In short

Today's other stories in brief

Today's other stories in brief

Jelly Bean Factory wins top award

Aran Candy, the business better known as the Jelly Bean Factory, last night won the overall Small Firms Association small business award for 2008.

The business, which was started 10 years ago by Peter Cullen and his son Richard and is due to move to a larger manufacturing plant in Dublin shortly, received a €15,000 cash prize.

READ MORE

Other award winners were: Ecocem (manufacturing); Home Instead Senior Care (services); Atomic Sports (outstanding small business); Easy Fix Rubber Products (innovator of the year); and CCP Recruitment (HR development award).

Payments made, says 'Voice'

The Voice newspaper group, which is backed by wealthy philanthropist Niall Mellon, said yesterday that all payments due to the 40 staff that it made redundant last week had been processed through internet banking.

It said the money would be credited to bank accounts in the "normal timeframe".

This was in response to a statement from the National Union of Journalists stating that the payments had not been lodged into bank accounts by the agreed deadline of yesterday morning.

The Voice last week closed four weekly newspaper titles - its publications in Kildare, Tipperary, Cavan and Monaghan.

The union said it would continue to press for union recognition and for "proper wages and conditions" in the remaining Voice Newspaper titles in Kilkenny, Galway, Laois and Tallaght.

Standard Life profits rise 43%

Insurer Standard Life beat forecasts with a 43 per cent rise in 2007 profit and surpassed its own key efficiency target, as charges including a hit from customers leaving early were offset by surprise annuity gains. Prospects for Standard Life, Britain's fifth-largest insurer by market value, have been clouded by a failed 2007 bid for rival Resolution and the departure of a top UK executive.

Yesterday's figures went some way to ease concerns, boosting its underperforming shares by as much as 14 percent. Analysts and investors, however, said the performance did not mean worries over broader strategic issues had been resolved.- (Reuters)

More hedge funds run into trouble

Another three big hedge funds have been forced to close down or to suspend investor withdrawals as the credit squeeze persists.

Drake Management, a $12 billion New York manager, wrote to investors in its three hedge funds yesterday offering them the choice of winding up the funds after about half asked for their money back.

Global Opportunities (GO) Capital, a €560 million Amsterdam hedge fund, said it would block withdrawals until the end of the year to prevent firesales of shares in small Benelux and German companies.
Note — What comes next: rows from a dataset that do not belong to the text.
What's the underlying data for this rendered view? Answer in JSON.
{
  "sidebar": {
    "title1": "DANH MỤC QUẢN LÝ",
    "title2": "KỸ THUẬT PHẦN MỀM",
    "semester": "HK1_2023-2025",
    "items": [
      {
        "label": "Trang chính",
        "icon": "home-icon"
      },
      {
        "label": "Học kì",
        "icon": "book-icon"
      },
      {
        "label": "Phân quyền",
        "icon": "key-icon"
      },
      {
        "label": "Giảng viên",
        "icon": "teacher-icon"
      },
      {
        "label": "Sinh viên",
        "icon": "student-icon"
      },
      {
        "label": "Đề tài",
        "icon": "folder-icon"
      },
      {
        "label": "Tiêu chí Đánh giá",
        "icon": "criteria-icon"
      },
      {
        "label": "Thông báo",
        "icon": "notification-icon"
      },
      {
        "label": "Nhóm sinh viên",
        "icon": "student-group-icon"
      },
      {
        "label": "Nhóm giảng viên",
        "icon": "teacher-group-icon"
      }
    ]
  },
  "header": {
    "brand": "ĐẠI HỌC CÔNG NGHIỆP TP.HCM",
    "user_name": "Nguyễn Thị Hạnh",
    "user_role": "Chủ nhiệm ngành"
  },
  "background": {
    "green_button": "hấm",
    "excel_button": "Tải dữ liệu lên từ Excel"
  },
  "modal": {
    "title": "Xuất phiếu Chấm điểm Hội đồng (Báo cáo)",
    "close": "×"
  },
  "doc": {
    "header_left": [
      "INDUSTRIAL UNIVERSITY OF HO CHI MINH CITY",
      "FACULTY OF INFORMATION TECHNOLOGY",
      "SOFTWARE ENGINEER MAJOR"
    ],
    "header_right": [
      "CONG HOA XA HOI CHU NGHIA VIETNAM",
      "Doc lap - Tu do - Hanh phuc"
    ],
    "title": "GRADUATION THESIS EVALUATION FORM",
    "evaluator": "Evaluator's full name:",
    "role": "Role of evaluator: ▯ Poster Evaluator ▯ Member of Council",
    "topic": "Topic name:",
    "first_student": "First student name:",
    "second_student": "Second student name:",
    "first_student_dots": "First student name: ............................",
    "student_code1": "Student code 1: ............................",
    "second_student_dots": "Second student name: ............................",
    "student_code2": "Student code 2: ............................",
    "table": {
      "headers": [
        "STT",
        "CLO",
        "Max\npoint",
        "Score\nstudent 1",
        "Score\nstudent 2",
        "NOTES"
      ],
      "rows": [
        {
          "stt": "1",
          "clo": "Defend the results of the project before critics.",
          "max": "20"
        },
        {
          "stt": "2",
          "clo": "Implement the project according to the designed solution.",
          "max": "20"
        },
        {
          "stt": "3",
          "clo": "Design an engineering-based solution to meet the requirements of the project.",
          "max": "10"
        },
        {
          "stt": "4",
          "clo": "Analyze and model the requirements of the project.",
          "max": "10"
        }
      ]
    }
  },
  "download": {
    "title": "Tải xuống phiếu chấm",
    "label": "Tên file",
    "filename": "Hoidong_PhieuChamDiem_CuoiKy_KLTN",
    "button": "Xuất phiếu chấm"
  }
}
It also emerged that Blue River Asset Management, a Colorado-based hedge fund manager specialising in municipal bonds, was to shut its main fund after nearly 80 per cent losses, even after raising $110 million for a fresh fund. - (Financial Times service)
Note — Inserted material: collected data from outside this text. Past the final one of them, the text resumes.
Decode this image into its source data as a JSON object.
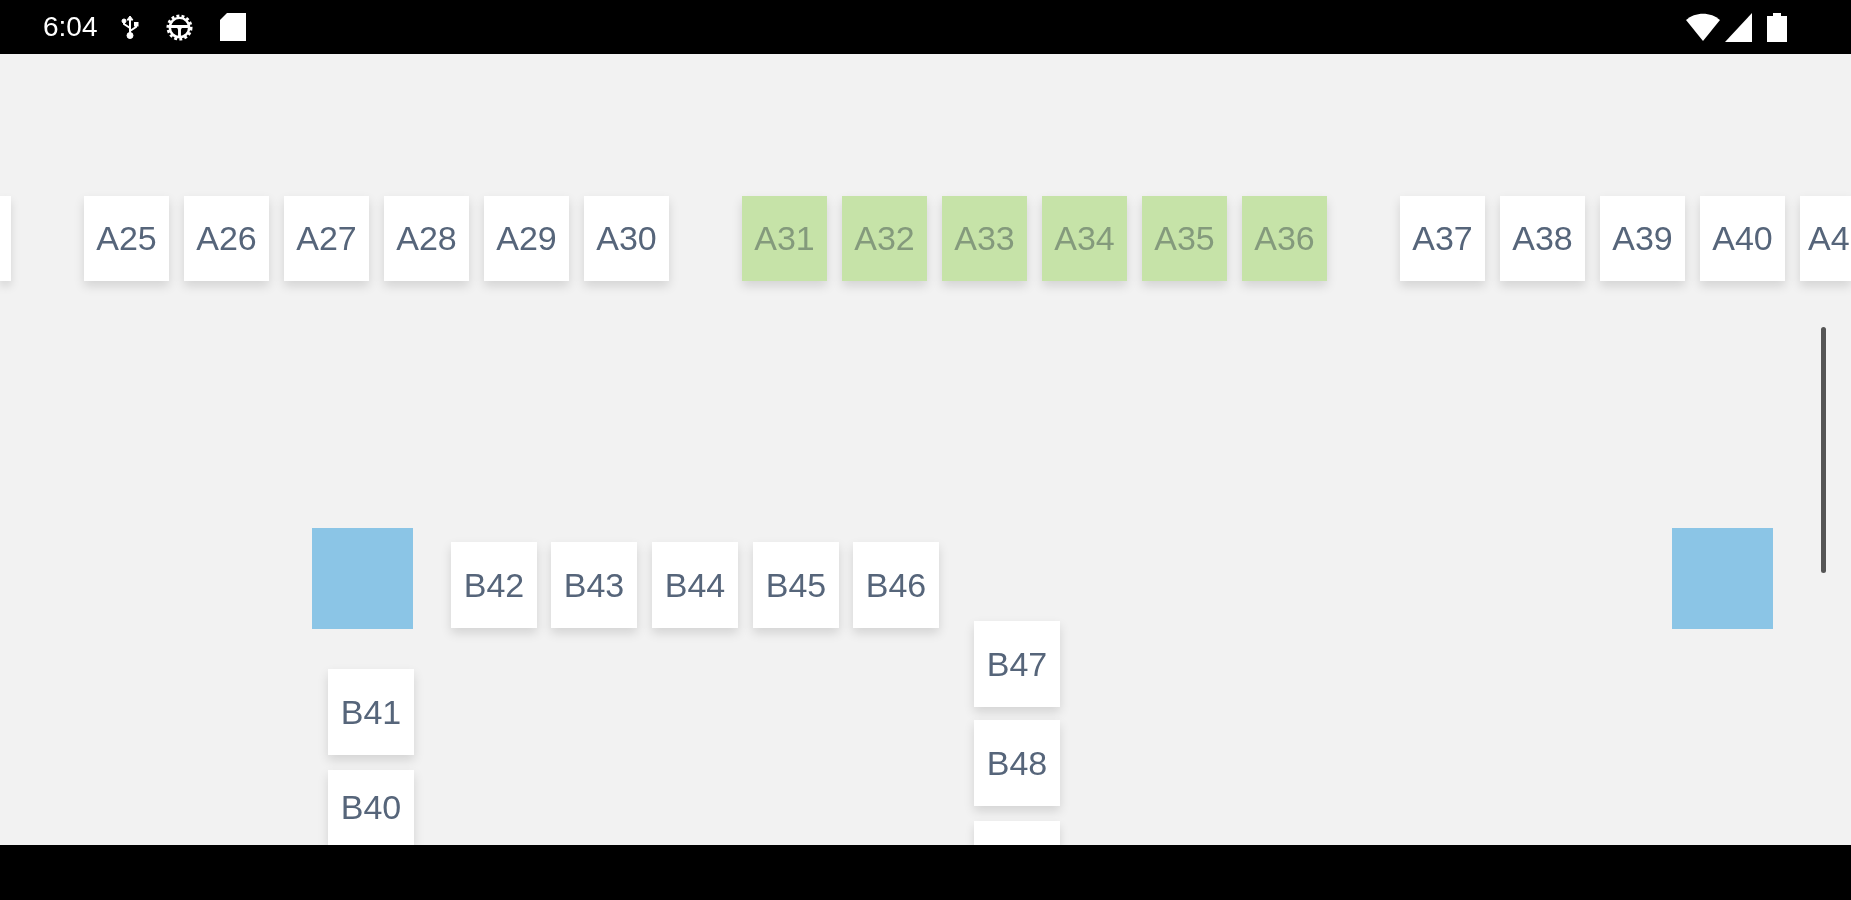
{
  "status_bar": {
    "time": "6:04"
  },
  "seat_map": {
    "items": [
      {
        "kind": "seat",
        "selected": false
      },
      {
        "kind": "seat",
        "label": "A25",
        "selected": false
      },
      {
        "kind": "seat",
        "label": "A26",
        "selected": false
      },
      {
        "kind": "seat",
        "label": "A27",
        "selected": false
      },
      {
        "kind": "seat",
        "label": "A28",
        "selected": false
      },
      {
        "kind": "seat",
        "label": "A29",
        "selected": false
      },
      {
        "kind": "seat",
        "label": "A30",
        "selected": false
      },
      {
        "kind": "seat",
        "label": "A31",
        "selected": true
      },
      {
        "kind": "seat",
        "label": "A32",
        "selected": true
      },
      {
        "kind": "seat",
        "label": "A33",
        "selected": true
      },
      {
        "kind": "seat",
        "label": "A34",
        "selected": true
      },
      {
        "kind": "seat",
        "label": "A35",
        "selected": true
      },
      {
        "kind": "seat",
        "label": "A36",
        "selected": true
      },
      {
        "kind": "seat",
        "label": "A37",
        "selected": false
      },
      {
        "kind": "seat",
        "label": "A38",
        "selected": false
      },
      {
        "kind": "seat",
        "label": "A39",
        "selected": false
      },
      {
        "kind": "seat",
        "label": "A40",
        "selected": false
      },
      {
        "kind": "seat",
        "label": "A4",
        "selected": false
      },
      {
        "kind": "block"
      },
      {
        "kind": "seat",
        "label": "B42",
        "selected": false
      },
      {
        "kind": "seat",
        "label": "B43",
        "selected": false
      },
      {
        "kind": "seat",
        "label": "B44",
        "selected": false
      },
      {
        "kind": "seat",
        "label": "B45",
        "selected": false
      },
      {
        "kind": "seat",
        "label": "B46",
        "selected": false
      },
      {
        "kind": "block"
      },
      {
        "kind": "seat",
        "label": "B47",
        "selected": false
      },
      {
        "kind": "seat",
        "label": "B41",
        "selected": false
      },
      {
        "kind": "seat",
        "label": "B48",
        "selected": false
      },
      {
        "kind": "seat",
        "label": "B40",
        "selected": false
      },
      {
        "kind": "seat",
        "selected": false
      }
    ]
  }
}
Employers upbeat on hiring staff

Employers continue, on balance, to be more inclined to hire staff than to let them go, according to the latest Manpower Employment Outlook Survey. It states that 11 per cent of Irish employers expect to hire more staff in the coming quarter while 5 per cent predict they will let staff go in the next three months. Eighty-two per cent do not anticipate any workforce changes. Ulster employers are currently the most optimistic with those in Connaught the most downbeat.